Net sales rose 13% year-over-year and net profits were up 50% in the first quarter, and the company used the occasion to raise its guidance. Full-year EPS guidance has been lifted from a prior range of $4.05 to $4.15 to a new range of $4.15 to $4.25. The estimate is based on net sales rising in the high single-digits, opening 13 new stores and closing four others, and free cash flow of at least $400 million, among other assumptions.
The consensus full-year estimates call for EPS of $4.17 on revenues of $4.34 billion. For the second quarter the consensus estimates are EPS of $0.93 on revenues of $999.64 million. The forecast is based on several factors: a revenue increase in the high single-digits on a constant dollar basis, adding 13 company-operated stores and closing four others, higher operating earnings, capital spending of $270 million, free cash flow of at least $400 million and other items.

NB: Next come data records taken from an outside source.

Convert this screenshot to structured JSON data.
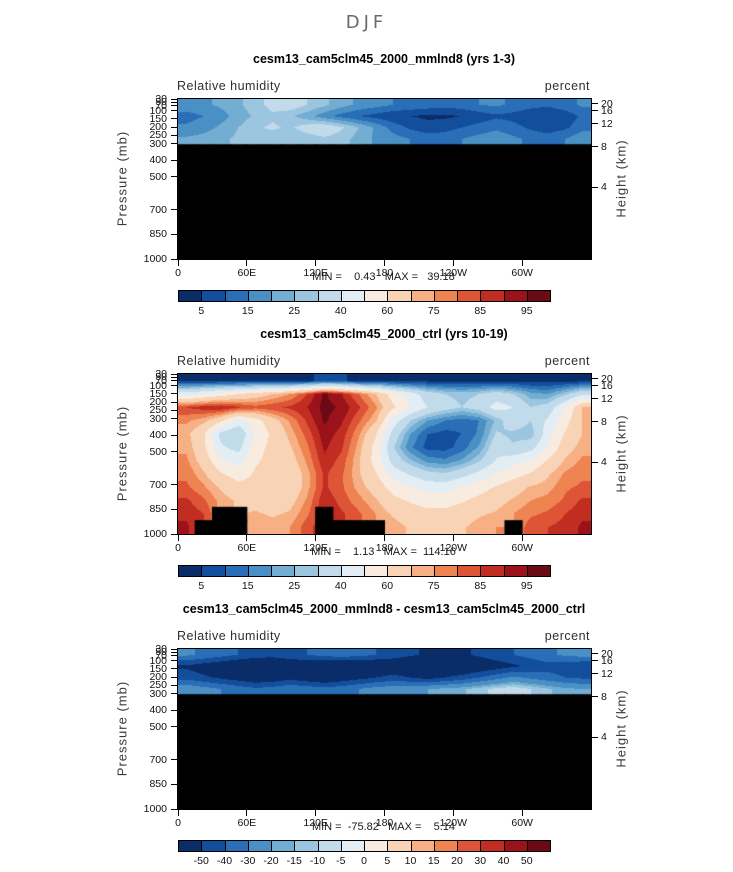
{
  "season": "DJF",
  "axes": {
    "left_label": "Pressure (mb)",
    "right_label": "Height (km)",
    "pressure_ticks": [
      30,
      50,
      70,
      100,
      150,
      200,
      250,
      300,
      400,
      500,
      700,
      850,
      1000
    ],
    "pressure_range": [
      30,
      1000
    ],
    "height_ticks": [
      20,
      16,
      12,
      8,
      4
    ],
    "lon_tick_labels": [
      "0",
      "60E",
      "120E",
      "180",
      "120W",
      "60W"
    ],
    "lon_tick_values": [
      0,
      60,
      120,
      180,
      240,
      300
    ],
    "lon_range": [
      0,
      360
    ]
  },
  "panels": [
    {
      "title": "cesm13_cam5clm45_2000_mmlnd8 (yrs 1-3)",
      "field_label": "Relative humidity",
      "units_label": "percent",
      "minmax": "MIN =    0.43   MAX =   39.18"
    },
    {
      "title": "cesm13_cam5clm45_2000_ctrl (yrs 10-19)",
      "field_label": "Relative humidity",
      "units_label": "percent",
      "minmax": "MIN =    1.13   MAX =  114.16"
    },
    {
      "title": "cesm13_cam5clm45_2000_mmlnd8 - cesm13_cam5clm45_2000_ctrl",
      "field_label": "Relative humidity",
      "units_label": "percent",
      "minmax": "MIN =  -75.82   MAX =    5.14"
    }
  ],
  "chart_data": {
    "type": "heatmap",
    "subtype": "filled-contour-pressure-longitude-section",
    "title": "DJF",
    "xlabel": "Longitude",
    "ylabel_left": "Pressure (mb)",
    "ylabel_right": "Height (km)",
    "x_ticks": [
      "0",
      "60E",
      "120E",
      "180",
      "120W",
      "60W"
    ],
    "x_tick_values": [
      0,
      60,
      120,
      180,
      240,
      300
    ],
    "x_range": [
      0,
      360
    ],
    "pressure_ticks": [
      30,
      50,
      70,
      100,
      150,
      200,
      250,
      300,
      400,
      500,
      700,
      850,
      1000
    ],
    "pressure_range": [
      30,
      1000
    ],
    "height_ticks": [
      20,
      16,
      12,
      8,
      4
    ],
    "colors": [
      "#0a2d6a",
      "#134e9d",
      "#2a6eb7",
      "#4a90c5",
      "#73aed2",
      "#9cc6df",
      "#c2dbeb",
      "#e3edf4",
      "#f8ece1",
      "#f9d3b5",
      "#f7b084",
      "#ee8452",
      "#dd5436",
      "#c22d22",
      "#9c121b",
      "#6b0a14"
    ],
    "mask_color": "#000000",
    "panels": [
      {
        "title": "cesm13_cam5clm45_2000_mmlnd8 (yrs 1-3)",
        "field": "Relative humidity",
        "units": "percent",
        "min": 0.43,
        "max": 39.18,
        "levels": [
          5,
          10,
          15,
          20,
          25,
          30,
          40,
          50,
          60,
          70,
          75,
          80,
          85,
          90,
          95
        ],
        "colorbar_labels": [
          5,
          15,
          25,
          40,
          60,
          75,
          85,
          95
        ],
        "rows": 14,
        "note_masked": "all rows below row 3 are missing data (black)",
        "grid": [
          [
            18,
            19,
            21,
            24,
            28,
            32,
            34,
            30,
            26,
            22,
            19,
            17,
            15,
            14,
            13,
            12,
            13,
            15,
            16,
            14,
            12,
            11,
            13,
            16
          ],
          [
            13,
            15,
            18,
            22,
            26,
            29,
            26,
            22,
            17,
            13,
            10,
            8,
            6,
            5,
            4,
            4,
            5,
            7,
            9,
            8,
            6,
            5,
            7,
            11
          ],
          [
            16,
            18,
            21,
            25,
            29,
            31,
            29,
            33,
            35,
            31,
            25,
            19,
            13,
            9,
            7,
            8,
            10,
            12,
            14,
            12,
            9,
            7,
            9,
            13
          ],
          [
            21,
            22,
            24,
            26,
            28,
            27,
            25,
            27,
            29,
            27,
            23,
            19,
            17,
            15,
            13,
            13,
            15,
            17,
            18,
            16,
            14,
            13,
            15,
            19
          ]
        ],
        "mask_cells": []
      },
      {
        "title": "cesm13_cam5clm45_2000_ctrl (yrs 10-19)",
        "field": "Relative humidity",
        "units": "percent",
        "min": 1.13,
        "max": 114.16,
        "levels": [
          5,
          10,
          15,
          20,
          25,
          30,
          40,
          50,
          60,
          70,
          75,
          80,
          85,
          90,
          95
        ],
        "colorbar_labels": [
          5,
          15,
          25,
          40,
          60,
          75,
          85,
          95
        ],
        "rows": 12,
        "grid": [
          [
            3,
            3,
            3,
            3,
            3,
            3,
            3,
            3,
            8,
            6,
            3,
            3,
            3,
            3,
            3,
            3,
            3,
            3,
            3,
            3,
            3,
            3,
            3,
            3
          ],
          [
            45,
            50,
            55,
            60,
            65,
            70,
            75,
            85,
            96,
            90,
            80,
            70,
            55,
            45,
            35,
            30,
            28,
            30,
            35,
            30,
            22,
            20,
            28,
            38
          ],
          [
            85,
            88,
            90,
            86,
            82,
            84,
            86,
            90,
            97,
            94,
            86,
            76,
            62,
            50,
            40,
            34,
            30,
            34,
            44,
            40,
            30,
            34,
            50,
            70
          ],
          [
            76,
            72,
            62,
            46,
            56,
            66,
            76,
            86,
            96,
            91,
            81,
            71,
            46,
            30,
            20,
            15,
            12,
            15,
            26,
            36,
            30,
            42,
            56,
            70
          ],
          [
            72,
            62,
            36,
            30,
            52,
            62,
            72,
            82,
            93,
            88,
            76,
            61,
            36,
            20,
            10,
            8,
            10,
            16,
            31,
            28,
            26,
            46,
            61,
            70
          ],
          [
            74,
            62,
            42,
            36,
            56,
            63,
            69,
            79,
            91,
            86,
            73,
            56,
            31,
            16,
            8,
            8,
            12,
            21,
            36,
            31,
            36,
            51,
            66,
            73
          ],
          [
            76,
            66,
            52,
            46,
            59,
            63,
            66,
            76,
            89,
            83,
            71,
            56,
            36,
            26,
            18,
            16,
            21,
            29,
            41,
            46,
            51,
            61,
            71,
            76
          ],
          [
            79,
            71,
            61,
            56,
            61,
            61,
            63,
            73,
            86,
            81,
            71,
            61,
            46,
            39,
            33,
            31,
            36,
            43,
            51,
            56,
            61,
            69,
            76,
            79
          ],
          [
            81,
            76,
            69,
            63,
            63,
            61,
            63,
            73,
            86,
            81,
            73,
            66,
            56,
            51,
            46,
            46,
            51,
            56,
            61,
            66,
            71,
            73,
            79,
            81
          ],
          [
            86,
            81,
            73,
            69,
            67,
            65,
            67,
            76,
            89,
            83,
            77,
            71,
            63,
            59,
            56,
            56,
            59,
            63,
            67,
            71,
            75,
            77,
            81,
            86
          ],
          [
            89,
            85,
            79,
            73,
            71,
            69,
            71,
            79,
            91,
            86,
            81,
            75,
            69,
            65,
            63,
            63,
            65,
            69,
            71,
            75,
            79,
            81,
            85,
            89
          ],
          [
            91,
            87,
            83,
            79,
            75,
            73,
            75,
            83,
            93,
            89,
            85,
            79,
            73,
            69,
            67,
            67,
            69,
            73,
            75,
            79,
            83,
            85,
            87,
            91
          ]
        ],
        "mask_cells": [
          [
            10,
            2
          ],
          [
            10,
            3
          ],
          [
            10,
            8
          ],
          [
            11,
            1
          ],
          [
            11,
            2
          ],
          [
            11,
            3
          ],
          [
            11,
            8
          ],
          [
            11,
            9
          ],
          [
            11,
            10
          ],
          [
            11,
            11
          ],
          [
            11,
            19
          ]
        ]
      },
      {
        "title": "cesm13_cam5clm45_2000_mmlnd8 - cesm13_cam5clm45_2000_ctrl",
        "field": "Relative humidity",
        "units": "percent",
        "min": -75.82,
        "max": 5.14,
        "levels": [
          -50,
          -40,
          -30,
          -20,
          -15,
          -10,
          -5,
          0,
          5,
          10,
          15,
          20,
          30,
          40,
          50
        ],
        "colorbar_labels": [
          -50,
          -40,
          -30,
          -20,
          -15,
          -10,
          -5,
          0,
          5,
          10,
          15,
          20,
          30,
          40,
          50
        ],
        "rows": 14,
        "note_masked": "all rows below row 3 are missing data (black)",
        "grid": [
          [
            -28,
            -32,
            -36,
            -40,
            -44,
            -46,
            -44,
            -40,
            -36,
            -34,
            -36,
            -40,
            -44,
            -48,
            -52,
            -54,
            -52,
            -48,
            -44,
            -40,
            -36,
            -32,
            -28,
            -26
          ],
          [
            -52,
            -56,
            -60,
            -64,
            -66,
            -64,
            -60,
            -62,
            -66,
            -68,
            -66,
            -64,
            -62,
            -66,
            -68,
            -66,
            -64,
            -60,
            -56,
            -52,
            -48,
            -44,
            -46,
            -50
          ],
          [
            -44,
            -48,
            -52,
            -56,
            -60,
            -58,
            -54,
            -58,
            -62,
            -58,
            -54,
            -50,
            -46,
            -50,
            -54,
            -50,
            -46,
            -40,
            -34,
            -28,
            -32,
            -36,
            -40,
            -42
          ],
          [
            -22,
            -26,
            -30,
            -34,
            -38,
            -36,
            -32,
            -34,
            -36,
            -34,
            -30,
            -26,
            -24,
            -22,
            -20,
            -18,
            -16,
            -12,
            -8,
            -6,
            -10,
            -14,
            -18,
            -20
          ]
        ],
        "mask_cells": []
      }
    ]
  }
}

First-quarter gross margin rose from 56.2% to 58.2% year-over-year, and operating margins rose to 20.7%. This is good, but not as good as the 60.5% gross margin in the fourth quarter. Once again Tiffany was able to increase prices and maintain sales leverage on fixed costs due to the strong increase in worldwide net sales.
The CEO did some bragging:
This is an excellent and encouraging start to the year. We were pleased with the strong and broad-based sales growth across most regions and product categories and our ability to leverage those improved sales into very significant growth in operating and net earnings.
Shares were up about 6% in premarket trading, at $93.45 in a 52-week range of $70.70 to $94.88. Thomson Reuters had a consensus analyst price target of around $98.90 before these results were announced.